Deregulation under such circumstances is not only baseless, but dangerous. Given that the current economic expansion will be the second longest post-war next month, it is only a matter of time before the cycle turns and a recession hits the US. Frankly, that might have already happened if not for the sugar high induced by the $1.5 trillion tax cuts, the trillions in federal spending and the boost from deregulation (however otherwise ill-advised), but even that won’t forestall a downturn forever. It’s not if, but when and probably sooner rather than later.
The only question is how severe it will be when it hits. That in significant part depends on the resilience of the financial sector and whether or not it’ll exacerbate the downturn. That depends on how well capitalized and financially strong the country’s financial institutions are and that’s what the financial protection rules are aimed at: loss absorbing capital, liquidity, stress tests, resolution planning, margin and clearing for derivatives, prohibiting proprietary trading, limiting counterparty exposure, reducing short term funding, etc.

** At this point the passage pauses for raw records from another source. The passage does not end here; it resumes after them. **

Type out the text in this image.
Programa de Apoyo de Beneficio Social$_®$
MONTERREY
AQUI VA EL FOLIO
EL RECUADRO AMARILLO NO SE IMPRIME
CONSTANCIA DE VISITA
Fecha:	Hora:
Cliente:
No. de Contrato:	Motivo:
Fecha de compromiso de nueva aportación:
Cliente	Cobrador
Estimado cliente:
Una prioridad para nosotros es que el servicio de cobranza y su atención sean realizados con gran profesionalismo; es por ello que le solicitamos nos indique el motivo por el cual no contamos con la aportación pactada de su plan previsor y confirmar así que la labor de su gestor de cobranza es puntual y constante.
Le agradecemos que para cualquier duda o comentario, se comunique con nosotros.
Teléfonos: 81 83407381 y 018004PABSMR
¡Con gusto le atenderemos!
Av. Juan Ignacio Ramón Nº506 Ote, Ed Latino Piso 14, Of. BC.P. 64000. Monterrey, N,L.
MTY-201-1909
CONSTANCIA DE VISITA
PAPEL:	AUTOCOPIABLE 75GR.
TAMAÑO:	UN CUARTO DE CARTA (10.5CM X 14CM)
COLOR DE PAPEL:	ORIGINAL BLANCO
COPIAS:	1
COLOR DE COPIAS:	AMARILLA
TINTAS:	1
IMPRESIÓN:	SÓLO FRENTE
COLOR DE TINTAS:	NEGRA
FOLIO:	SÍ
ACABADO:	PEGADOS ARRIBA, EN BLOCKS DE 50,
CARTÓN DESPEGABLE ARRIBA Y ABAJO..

There’s simply no denying that the weaker financial institutions are, the more they contribute to the downturn and make it worse or, as in 2008, catastrophic. This is for two reasons. First, weak banks fail and are a drain on the economy. Second, and as important, weak banks stop lending to the real economy as they incur and write off losses and conserve and rebuild their capital. This deepens the recession, hurting millions if not tens of millions of Americans. Strong, well-capitalized banks lend through the upswing and downswing of a business cycle, but weak banks do not.
This is why countercyclical measures are so important. In good times, banks should be required to increase the buffers so that they are more resilient when the inevitable downturn hits. These are fantastic times for financial institutions and we are on the precipitous of a downturn. This is exactly when countercyclical measures should be taken, when capital requirements should be increased and financial protection rules strengthened. However, exactly the opposite is happening in the legislative and regulatory arenas. That is dangerous and irresponsible.